Lösen Sie Ihre Sanifair-Coupons ein? Die Gretchenfrage der deutschen Autobahn

Wie die Autobahn zu Deutschland gehört, so gehört der Sanifair-Bon zur Autobahn. Die grünen Zettel quittieren seit 15 Jahren die 70 Cent (ehemals 50), die ein Toilettengang auf den Raststätten der Tank & Rast kostet. Als kleiner Ausgleich für die Monetarisierung von Grundbedürfnissen wird ein 50-Cent-Coupon für Einkäufe an ebenjenen Raststätten geboten. Das dürfte einer ZEHNTELTAFEL MILKASCHOKOLADE zu Raststättenpreisen entsprechen.
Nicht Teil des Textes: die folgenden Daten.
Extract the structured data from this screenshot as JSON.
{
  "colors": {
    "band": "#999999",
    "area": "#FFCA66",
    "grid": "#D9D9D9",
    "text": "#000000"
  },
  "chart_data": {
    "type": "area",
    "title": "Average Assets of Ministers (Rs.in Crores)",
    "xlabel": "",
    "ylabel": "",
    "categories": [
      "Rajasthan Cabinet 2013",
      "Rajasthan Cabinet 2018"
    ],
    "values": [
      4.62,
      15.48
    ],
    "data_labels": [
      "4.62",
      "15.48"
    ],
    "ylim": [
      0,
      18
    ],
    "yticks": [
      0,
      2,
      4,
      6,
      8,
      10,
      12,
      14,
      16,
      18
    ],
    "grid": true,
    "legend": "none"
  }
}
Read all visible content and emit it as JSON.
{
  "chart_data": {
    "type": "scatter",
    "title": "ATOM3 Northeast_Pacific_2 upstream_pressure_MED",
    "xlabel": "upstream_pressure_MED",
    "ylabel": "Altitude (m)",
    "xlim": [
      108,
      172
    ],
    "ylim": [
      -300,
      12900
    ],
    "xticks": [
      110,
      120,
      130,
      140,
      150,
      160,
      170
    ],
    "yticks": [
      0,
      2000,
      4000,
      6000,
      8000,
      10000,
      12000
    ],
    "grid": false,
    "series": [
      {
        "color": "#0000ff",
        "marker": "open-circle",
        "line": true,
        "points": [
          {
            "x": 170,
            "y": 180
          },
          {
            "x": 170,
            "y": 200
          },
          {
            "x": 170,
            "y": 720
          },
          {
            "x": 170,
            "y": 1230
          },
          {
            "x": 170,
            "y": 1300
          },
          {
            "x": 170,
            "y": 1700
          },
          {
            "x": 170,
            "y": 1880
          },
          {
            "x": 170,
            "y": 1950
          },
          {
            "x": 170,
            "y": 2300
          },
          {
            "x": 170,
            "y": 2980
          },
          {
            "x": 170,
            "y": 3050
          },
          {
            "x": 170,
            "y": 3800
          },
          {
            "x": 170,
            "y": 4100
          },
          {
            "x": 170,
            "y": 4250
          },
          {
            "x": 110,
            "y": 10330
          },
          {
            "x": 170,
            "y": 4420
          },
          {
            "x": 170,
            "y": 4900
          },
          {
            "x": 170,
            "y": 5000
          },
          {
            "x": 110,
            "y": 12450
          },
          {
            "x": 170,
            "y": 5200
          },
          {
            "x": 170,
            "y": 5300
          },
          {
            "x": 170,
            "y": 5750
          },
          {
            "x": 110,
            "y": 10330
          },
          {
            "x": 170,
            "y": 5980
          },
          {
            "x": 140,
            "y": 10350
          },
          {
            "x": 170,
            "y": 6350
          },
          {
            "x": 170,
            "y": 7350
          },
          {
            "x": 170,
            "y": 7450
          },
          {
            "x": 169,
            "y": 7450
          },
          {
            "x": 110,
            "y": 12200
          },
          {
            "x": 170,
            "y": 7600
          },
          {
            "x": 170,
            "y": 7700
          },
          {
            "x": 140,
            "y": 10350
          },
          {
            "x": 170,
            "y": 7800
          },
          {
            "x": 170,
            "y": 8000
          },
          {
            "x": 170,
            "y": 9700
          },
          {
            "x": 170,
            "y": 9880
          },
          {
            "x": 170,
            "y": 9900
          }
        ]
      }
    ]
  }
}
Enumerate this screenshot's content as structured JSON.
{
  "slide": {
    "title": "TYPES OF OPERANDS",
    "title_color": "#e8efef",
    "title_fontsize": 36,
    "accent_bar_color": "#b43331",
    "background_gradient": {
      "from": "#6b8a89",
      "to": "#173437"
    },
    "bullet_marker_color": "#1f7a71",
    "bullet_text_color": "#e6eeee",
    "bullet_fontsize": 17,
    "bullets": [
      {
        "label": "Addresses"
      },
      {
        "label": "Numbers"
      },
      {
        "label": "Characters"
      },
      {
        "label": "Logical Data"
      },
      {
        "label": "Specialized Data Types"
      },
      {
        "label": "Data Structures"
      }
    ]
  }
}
Eine vom RBB beauftragte Umfrage hat nun erhoben, dass knapp ein Viertel der Befragten diese Bons nie einlösen, ein weiteres Viertel nur äußerst selten. Der RBB will daraufhin ausgerechnet haben: Bei 520 bundesweiten Sanifair-Anlagen, die je durchschnittlich 500 Leuten am Tag Erleichterung bieten, würden im Jahr Coupons im Wert von etwa 20 Millionen Euro verfallen. Tank & Rast kommentiert, man könne diese Zahlen nicht nachvollziehen. Die genauen Zahlen hält die Firma unter Verschluss.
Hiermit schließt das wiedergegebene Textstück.